03/18/2013 archive

Stupid or Evil?

Marches of Folly

By PAUL KRUGMAN, The New York Times

Published: March 17, 2013

Ten years ago, America invaded Iraq; somehow, our political class decided that we should respond to a terrorist attack by making war on a regime that, however vile, had nothing to do with that attack.

Some voices warned that we were making a terrible mistake – that the case for war was weak and possibly fraudulent, and that far from yielding the promised easy victory, the venture was all too likely to end in costly grief. And those warnings were, of course, right.

There were, it turned out, no weapons of mass destruction; it was obvious in retrospect that the Bush administration deliberately misled the nation into war. And the war – having cost thousands of American lives and scores of thousands of Iraqi lives, having imposed financial costs vastly higher than the war’s boosters predicted – left America weaker, not stronger, and ended up creating an Iraqi regime that is closer to Tehran than it is to Washington.

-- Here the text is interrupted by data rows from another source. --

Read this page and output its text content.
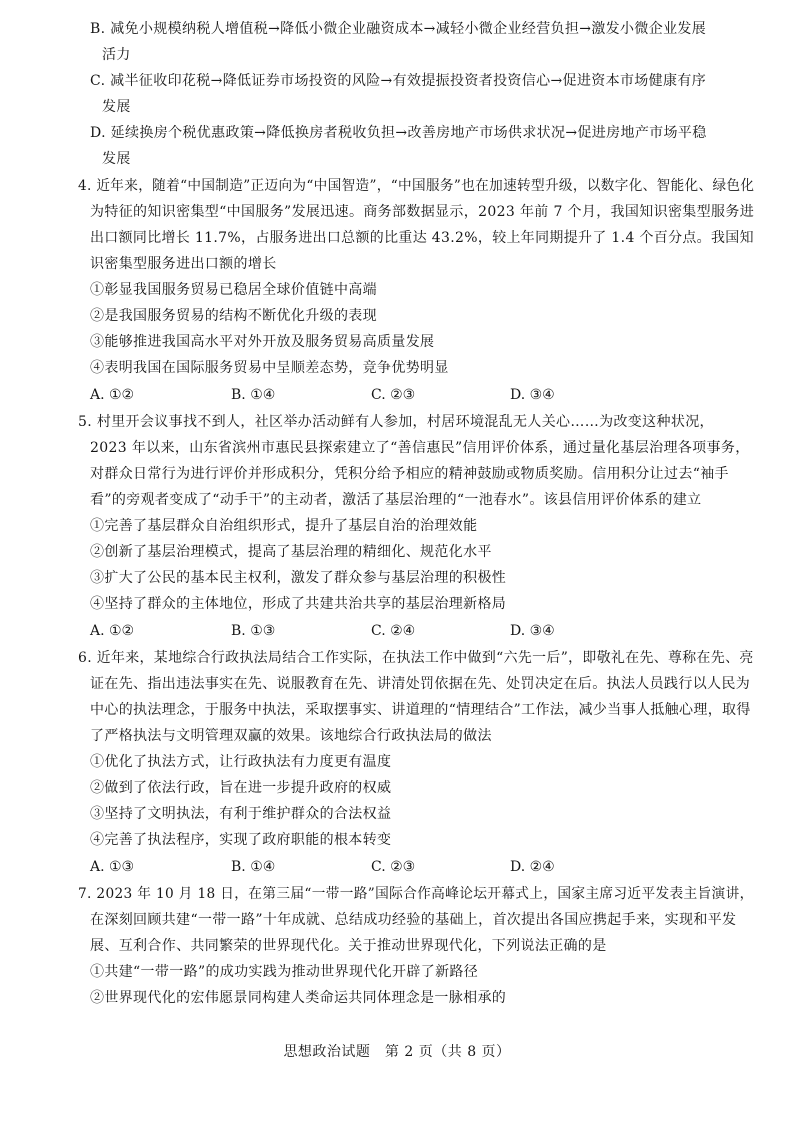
B. 减免小规模纳税人增值税→降低小微企业融资成本→减轻小微企业经营负担→激发小微企业发展
活力
C. 减半征收印花税→降低证券市场投资的风险→有效提振投资者投资信心→促进资本市场健康有序
发展
D. 延续换房个税优惠政策→降低换房者税收负担→改善房地产市场供求状况→促进房地产市场平稳
发展
4. 近年来，随着“中国制造”正迈向为“中国智造”，“中国服务”也在加速转型升级，以数字化、智能化、绿色化
为特征的知识密集型“中国服务”发展迅速。商务部数据显示，2023 年前 7 个月，我国知识密集型服务进
出口额同比增长 11.7%，占服务进出口总额的比重达 43.2%，较上年同期提升了 1.4 个百分点。我国知
识密集型服务进出口额的增长
①彰显我国服务贸易已稳居全球价值链中高端
②是我国服务贸易的结构不断优化升级的表现
③能够推进我国高水平对外开放及服务贸易高质量发展
④表明我国在国际服务贸易中呈顺差态势，竞争优势明显
A. ①②	B. ①④	C. ②③	D. ③④
5. 村里开会议事找不到人，社区举办活动鲜有人参加，村居环境混乱无人关心……为改变这种状况，
2023 年以来，山东省滨州市惠民县探索建立了“善信惠民”信用评价体系，通过量化基层治理各项事务，
对群众日常行为进行评价并形成积分，凭积分给予相应的精神鼓励或物质奖励。信用积分让过去“袖手
看”的旁观者变成了“动手干”的主动者，激活了基层治理的“一池春水”。该县信用评价体系的建立
①完善了基层群众自治组织形式，提升了基层自治的治理效能
②创新了基层治理模式，提高了基层治理的精细化、规范化水平
③扩大了公民的基本民主权利，激发了群众参与基层治理的积极性
④坚持了群众的主体地位，形成了共建共治共享的基层治理新格局
A. ①②	B. ①③	C. ②④	D. ③④
6. 近年来，某地综合行政执法局结合工作实际，在执法工作中做到“六先一后”，即敬礼在先、尊称在先、亮
证在先、指出违法事实在先、说服教育在先、讲清处罚依据在先、处罚决定在后。执法人员践行以人民为
中心的执法理念，于服务中执法，采取摆事实、讲道理的“情理结合”工作法，减少当事人抵触心理，取得
了严格执法与文明管理双赢的效果。该地综合行政执法局的做法
①优化了执法方式，让行政执法有力度更有温度
②做到了依法行政，旨在进一步提升政府的权威
③坚持了文明执法，有利于维护群众的合法权益
④完善了执法程序，实现了政府职能的根本转变
A. ①③	B. ①④	C. ②③	D. ②④
7. 2023 年 10 月 18 日，在第三届“一带一路”国际合作高峰论坛开幕式上，国家主席习近平发表主旨演讲，
在深刻回顾共建“一带一路”十年成就、总结成功经验的基础上，首次提出各国应携起手来，实现和平发
展、互利合作、共同繁荣的世界现代化。关于推动世界现代化，下列说法正确的是
①共建“一带一路”的成功实践为推动世界现代化开辟了新路径
②世界现代化的宏伟愿景同构建人类命运共同体理念是一脉相承的
思想政治试题　第 2 页（共 8 页）
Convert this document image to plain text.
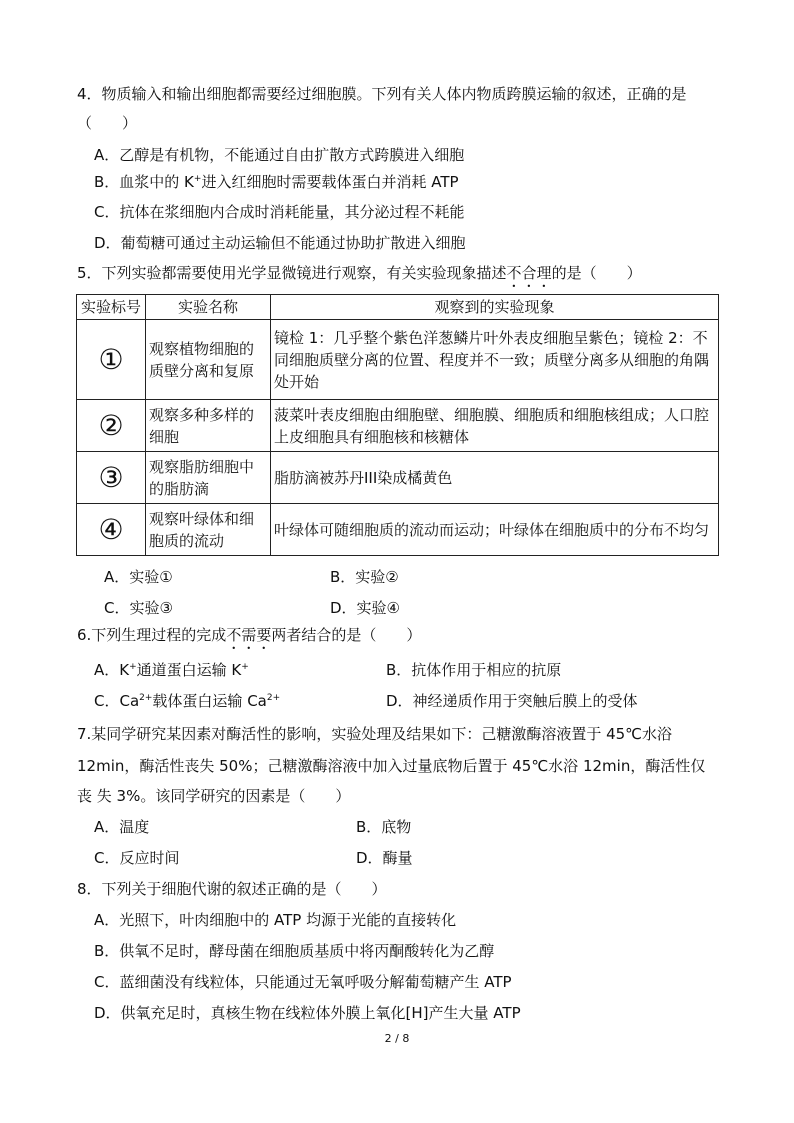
4．物质输入和输出细胞都需要经过细胞膜。下列有关人体内物质跨膜运输的叙述，正确的是
（　　）
A．乙醇是有机物，不能通过自由扩散方式跨膜进入细胞
B．血浆中的 K+进入红细胞时需要载体蛋白并消耗 ATP
C．抗体在浆细胞内合成时消耗能量，其分泌过程不耗能
D．葡萄糖可通过主动运输但不能通过协助扩散进入细胞
5．下列实验都需要使用光学显微镜进行观察，有关实验现象描述不合理的是（　　）
实验标号	实验名称	观察到的实验现象
①	观察植物细胞的质壁分离和复原	镜检 1：几乎整个紫色洋葱鳞片叶外表皮细胞呈紫色；镜检 2：不同细胞质壁分离的位置、程度并不一致；质壁分离多从细胞的角隅处开始
②	观察多种多样的细胞	菠菜叶表皮细胞由细胞壁、细胞膜、细胞质和细胞核组成；人口腔上皮细胞具有细胞核和核糖体
③	观察脂肪细胞中的脂肪滴	脂肪滴被苏丹III染成橘黄色
④	观察叶绿体和细胞质的流动	叶绿体可随细胞质的流动而运动；叶绿体在细胞质中的分布不均匀
A．实验①	B．实验②
C．实验③	D．实验④
6.下列生理过程的完成不需要两者结合的是（　　）
A．K+通道蛋白运输 K+	B．抗体作用于相应的抗原
C．$Ca^{2+}$载体蛋白运输 $Ca^{2+}$	D．神经递质作用于突触后膜上的受体
7.某同学研究某因素对酶活性的影响，实验处理及结果如下：己糖激酶溶液置于 45℃水浴
12min，酶活性丧失 50%；己糖激酶溶液中加入过量底物后置于 45℃水浴 12min，酶活性仅
丧 失 3%。该同学研究的因素是（　　）
A．温度	B．底物
C．反应时间	D．酶量
8．下列关于细胞代谢的叙述正确的是（　　）
A．光照下，叶肉细胞中的 ATP 均源于光能的直接转化
B．供氧不足时，酵母菌在细胞质基质中将丙酮酸转化为乙醇
C．蓝细菌没有线粒体，只能通过无氧呼吸分解葡萄糖产生 ATP
D．供氧充足时，真核生物在线粒体外膜上氧化[H]产生大量 ATP
2 / 8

So did our political elite and our news media learn from this experience? It sure doesn’t look like it.

The really striking thing, during the run-up to the war, was the illusion of consensus. To this day, pundits who got it wrong excuse themselves on the grounds that “everyone” thought that there was a solid case for war. Of course, they acknowledge, there were war opponents – but they were out of the mainstream.



What we should have learned from the Iraq debacle was that you should always be skeptical and that you should never rely on supposed authority. If you hear that “everyone” supports a policy, whether it’s a war of choice or fiscal austerity, you should ask whether “everyone” has been defined to exclude anyone expressing a different opinion. And policy arguments should be evaluated on the merits, not by who expresses them; remember when Colin Powell assured us about those Iraqi W.M.D.’s?

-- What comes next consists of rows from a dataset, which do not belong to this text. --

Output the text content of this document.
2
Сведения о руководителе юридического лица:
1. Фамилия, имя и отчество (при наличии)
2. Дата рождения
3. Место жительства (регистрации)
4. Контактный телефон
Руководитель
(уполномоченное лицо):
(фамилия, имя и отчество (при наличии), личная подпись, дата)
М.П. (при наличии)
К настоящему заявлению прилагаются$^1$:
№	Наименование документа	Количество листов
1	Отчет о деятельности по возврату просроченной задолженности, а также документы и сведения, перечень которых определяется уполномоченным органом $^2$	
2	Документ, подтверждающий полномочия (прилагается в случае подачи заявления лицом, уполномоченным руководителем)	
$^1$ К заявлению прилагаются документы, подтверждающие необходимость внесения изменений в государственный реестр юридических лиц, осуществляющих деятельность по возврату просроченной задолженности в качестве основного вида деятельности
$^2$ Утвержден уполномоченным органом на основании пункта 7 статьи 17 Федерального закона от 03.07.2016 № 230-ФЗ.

Iraq War: An Eight-Year Massive Crime-But the US Political Class & Press Ask, ‘Was It Worth It?’

By: Kevin Gosztola, Firedog Lake

Monday March 18, 2013 12:29 pm

Let’s stay away from discussion of whether war was a “mistake” or not. It cannot be a “mistake” because the administration of President George W. Bush did not just happen to stumble into Iraq and bomb it with a campaign of “shock and awe.” The administration spent months constructing a case for war knowing there was no evidence that Saddam Hussein posed any imminent threat yet they fabricated arguments to convince government agencies, the political class, the press and the public that this was a war that had to be waged. All of which makes the war a crime, not a mistake.

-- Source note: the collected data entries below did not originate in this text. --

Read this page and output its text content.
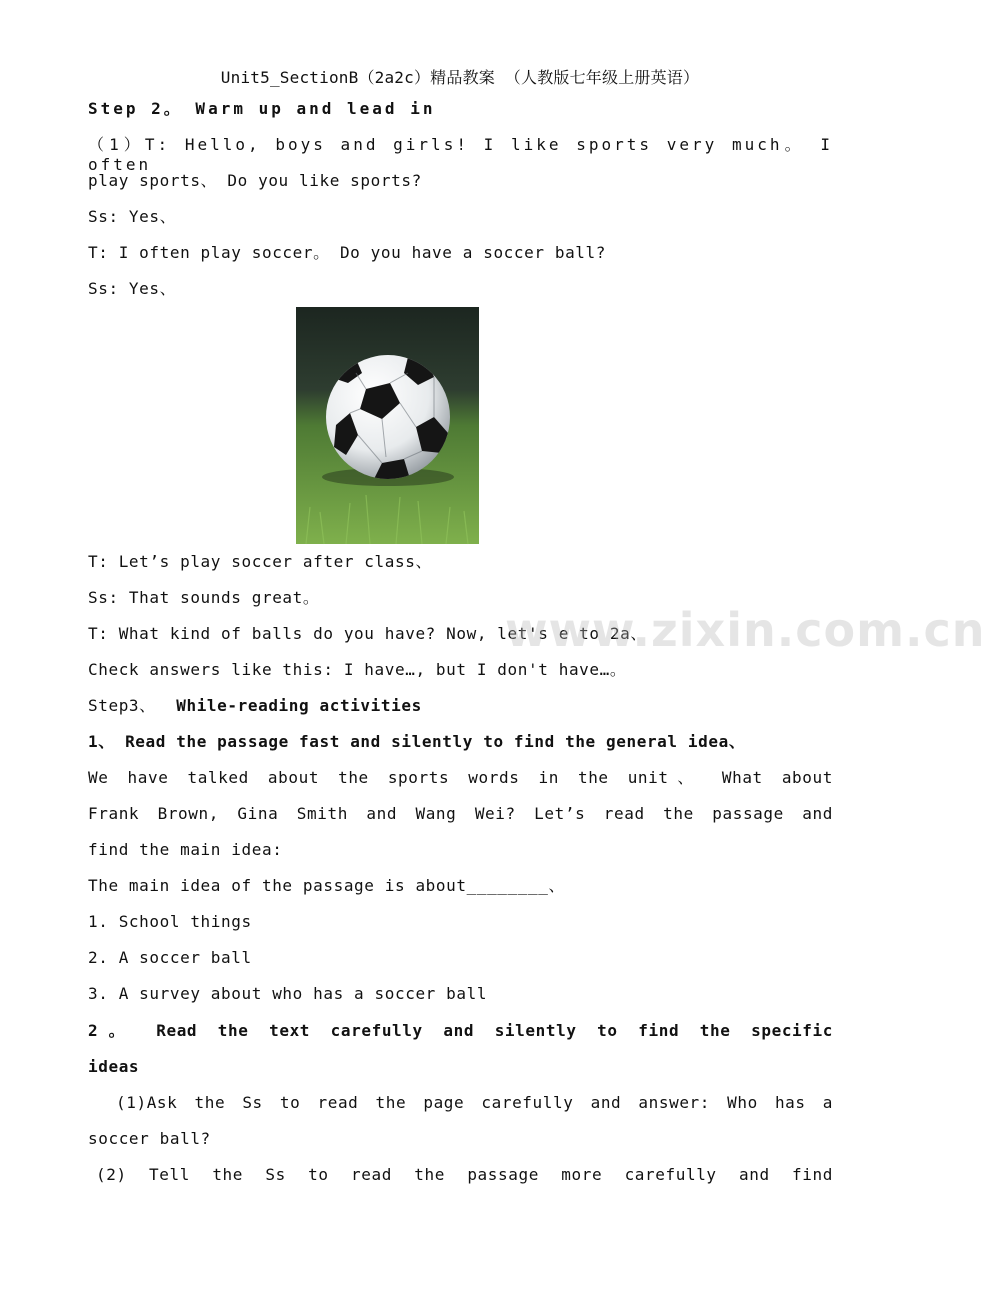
Unit5_SectionB（2a2c）精品教案 （人教版七年级上册英语）
Step 2。 Warm up and lead in
（1）T: Hello, boys and girls! I like sports very much。 I often
play sports、 Do you like sports?
Ss: Yes、
T: I often play soccer。 Do you have a soccer ball?
Ss: Yes、
T: Let’s play soccer after class、
Ss: That sounds great。
T: What kind of balls do you have? Now, let's e to 2a、
Check answers like this: I have…, but I don't have…。
Step3、 While-reading activities
1、 Read the passage fast and silently to find the general idea、
We have talked about the sports words in the unit、 What about
Frank Brown, Gina Smith and Wang Wei? Let’s read the passage and
find the main idea:
The main idea of the passage is about________、
1. School things
2. A soccer ball
3. A survey about who has a soccer ball
2。 Read the text carefully and silently to find the specific
ideas
(1)Ask the Ss to read the page carefully and answer: Who has a
soccer ball?
(2) Tell the Ss to read the passage more carefully and find
www.zixin.com.cn
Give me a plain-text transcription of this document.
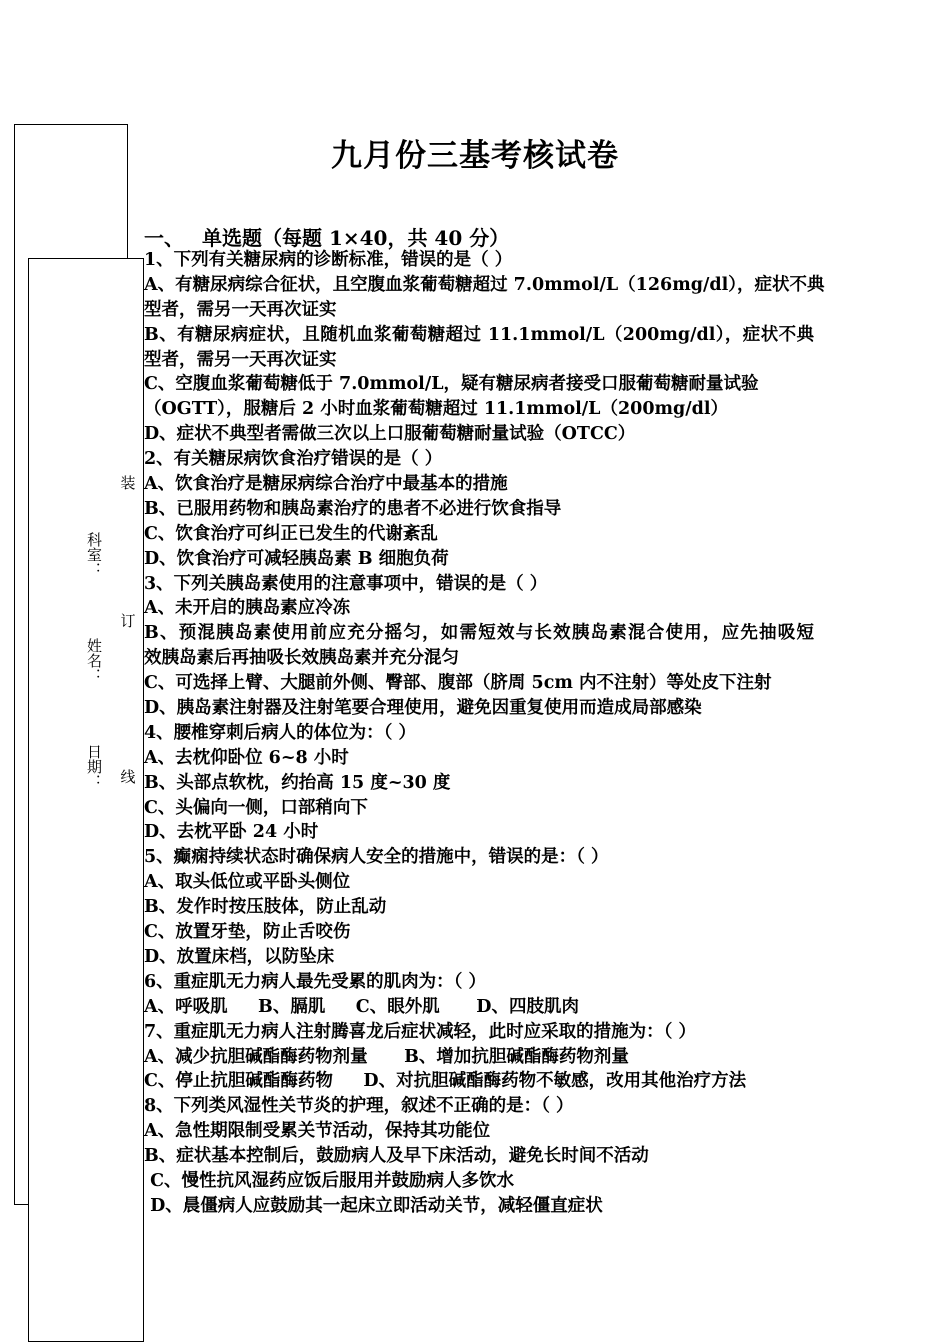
科室：
姓名：
日期：
装
订
线
九月份三基考核试卷
一、 单选题（每题 1×40，共 40 分）
1、下列有关糖尿病的诊断标准，错误的是（ ）
A、有糖尿病综合征状，且空腹血浆葡萄糖超过 7.0mmol/L（126mg/dl），症状不典
型者，需另一天再次证实
B、有糖尿病症状，且随机血浆葡萄糖超过 11.1mmol/L（200mg/dl），症状不典
型者，需另一天再次证实
C、空腹血浆葡萄糖低于 7.0mmol/L，疑有糖尿病者接受口服葡萄糖耐量试验
（OGTT），服糖后 2 小时血浆葡萄糖超过 11.1mmol/L（200mg/dl）
D、症状不典型者需做三次以上口服葡萄糖耐量试验（OTCC）
2、有关糖尿病饮食治疗错误的是（ ）
A、饮食治疗是糖尿病综合治疗中最基本的措施
B、已服用药物和胰岛素治疗的患者不必进行饮食指导
C、饮食治疗可纠正已发生的代谢紊乱
D、饮食治疗可减轻胰岛素 B 细胞负荷
3、下列关胰岛素使用的注意事项中，错误的是（ ）
A、未开启的胰岛素应冷冻
B、预混胰岛素使用前应充分摇匀，如需短效与长效胰岛素混合使用，应先抽吸短
效胰岛素后再抽吸长效胰岛素并充分混匀
C、可选择上臂、大腿前外侧、臀部、腹部（脐周 5cm 内不注射）等处皮下注射
D、胰岛素注射器及注射笔要合理使用，避免因重复使用而造成局部感染
4、腰椎穿刺后病人的体位为：（ ）
A、去枕仰卧位 6~8 小时
B、头部点软枕，约抬高 15 度~30 度
C、头偏向一侧，口部稍向下
D、去枕平卧 24 小时
5、癫痫持续状态时确保病人安全的措施中，错误的是：（ ）
A、取头低位或平卧头侧位
B、发作时按压肢体，防止乱动
C、放置牙垫，防止舌咬伤
D、放置床档，以防坠床
6、重症肌无力病人最先受累的肌肉为：（ ）
A、呼吸肌     B、膈肌     C、眼外肌      D、四肢肌肉
7、重症肌无力病人注射腾喜龙后症状减轻，此时应采取的措施为：（ ）
A、减少抗胆碱酯酶药物剂量      B、增加抗胆碱酯酶药物剂量
C、停止抗胆碱酯酶药物     D、对抗胆碱酯酶药物不敏感，改用其他治疗方法
8、下列类风湿性关节炎的护理，叙述不正确的是：（ ）
A、急性期限制受累关节活动，保持其功能位
B、症状基本控制后，鼓励病人及早下床活动，避免长时间不活动
C、慢性抗风湿药应饭后服用并鼓励病人多饮水
D、晨僵病人应鼓励其一起床立即活动关节，减轻僵直症状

There should be reflection on the crime that was the Iraq war. Throughout the week, government documents revealing the conspiracy and corruption should be highlighted. Stories from Iraqis who were subjected to bombings, torture, arbitrary detention, night raids, Iraqi security forces backed by the US that conducted themselves as death squads, abusive and exploitative private contractors, corruption that propped up Iraq’s ruling elites, etc, should all receive attention.



President Barack Obama’s administration, Congress and others in government do not want to see a real outpouring of empathy and remorse for what happened. That would undermine the idea of America, the myth of  the country being a force for good in the world.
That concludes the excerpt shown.